I was listening to one of Dr John Dehlin's old podcasts recently, and he had a guest on who made some unusual claims about the level of Welsh influence in early Mormonism:
You would hear Welsh spoken as often as English in Nauvoo. (I expect this is hyperbole, but still). The Tabernacle Choir originally sang in Welsh. The first language that the Book of Mormon was translated into was Welsh.
Is anyone able to shed any light on these claims? I've never heard of a special relationship between the early Mormons and Wales before.
I have many welch ancestors..but they came much later..but in Utah in Tooele County..a lot of ancestry from Wales and Sweden. Interesting...going back to my geneology I guess. I wonder if those who came by boat had relatives already here???
Brigham Young sent a large group of Welsh converts to settle the Malad Valley. They still have a lot of the old Welsh traditions and are quite upfront and proud of their history. You can find a lot information here.
Malad Valley residents invite everyone to the Malad Valley Welsh Festival to celebrate the rich Welsh heritage that has contributed to the quality of life in the settlement of this beautiful valley.
Welsh pioneers were the first to settle in the Malad Valley in the 1860s. One of their many Welsh traditions was an annual cultural arts event called an eisteddfod, with roots going back 900 years.
Eisteddfod was celebrated locally for many years until World War 1. In 2005, after a 90 year break, this annual cultural event, now called the Malad Valley Welsh Festival, once again became a reality.
Today, Malad Valley, Idaho, has the largest per-capita concentration of people of Welsh ancestry outside the country of Wales itself. For that reason, many residents of the Valley enjoy reestablishing their Welsh roots.
"Jesus gave us the gospel, but Satan invented church. It takes serious evil to formalize faith into something tedious and then pile guilt on anyone who doesn’t participate enthusiastically." - Robert Kirby
Beer makes you feel the way you ought to feel without beer. -- Henry Lawson
I thought this thread was going to be about Moby Zelph.
"Any over-ritualized religion since the dawn of time can make its priests say yes, we know, it is rotten, and hard luck, but just do as we say, keep at the ritual, stick it out, give us your money and you'll end up with the angels in heaven for evermore."
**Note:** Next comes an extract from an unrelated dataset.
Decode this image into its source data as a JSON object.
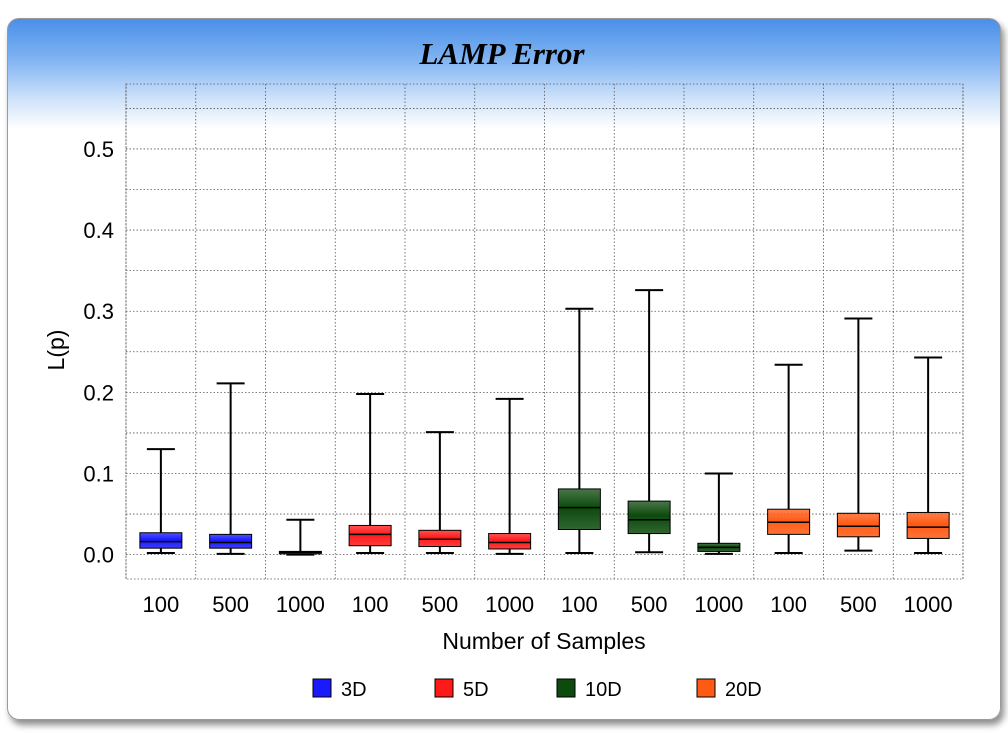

Wow, it looks like I might be related to a some of you fine people.
Others have already backed this up, but I would also contextualize this by pointing out that 1) Welsh was much more widely spoken in Wales in the nineteenth century than it is today, 2) unlike the case of Irish until the end of that century, Welsh-speaking communities were also highly literate and were an actively reading public, so it makes sense that that activity was continued in the USA and used in evangelization, and that 3) because Welsh nationalism had a complicated relationship with the Welsh version of the Church of England, the most likely groups open to conversion were Welsh-speaking communities, who also tended to be rather cool towards Anglicanism and were a hotbead of Noncomformists, etc.
In my own experience, I know from my grandmother, who was a Welsh speaker (at least in her earliest years; don't think she ever spoke it as an adult), that there were still Welsh language newspapers in Carbon and Sanpete counties when she was a kid.
"As to any slivers of light or any particles of darkness of the past, we forget about them."
Symmachus makes some good points. Anglicanism was already a busted flush in Wales by the time that Mormonism came along. There was a famous religious census in 1851, and it showed that only half of all Brits went to church and only half of those went to the Church of England. In Wales, that last figure went down to something like 20% (this is all from memory). In business terms, the hold of the monopoly provider had been well and truly broken, and the situation was ripe for some Yankee entrepreneurs to move in and open a Cardiff office.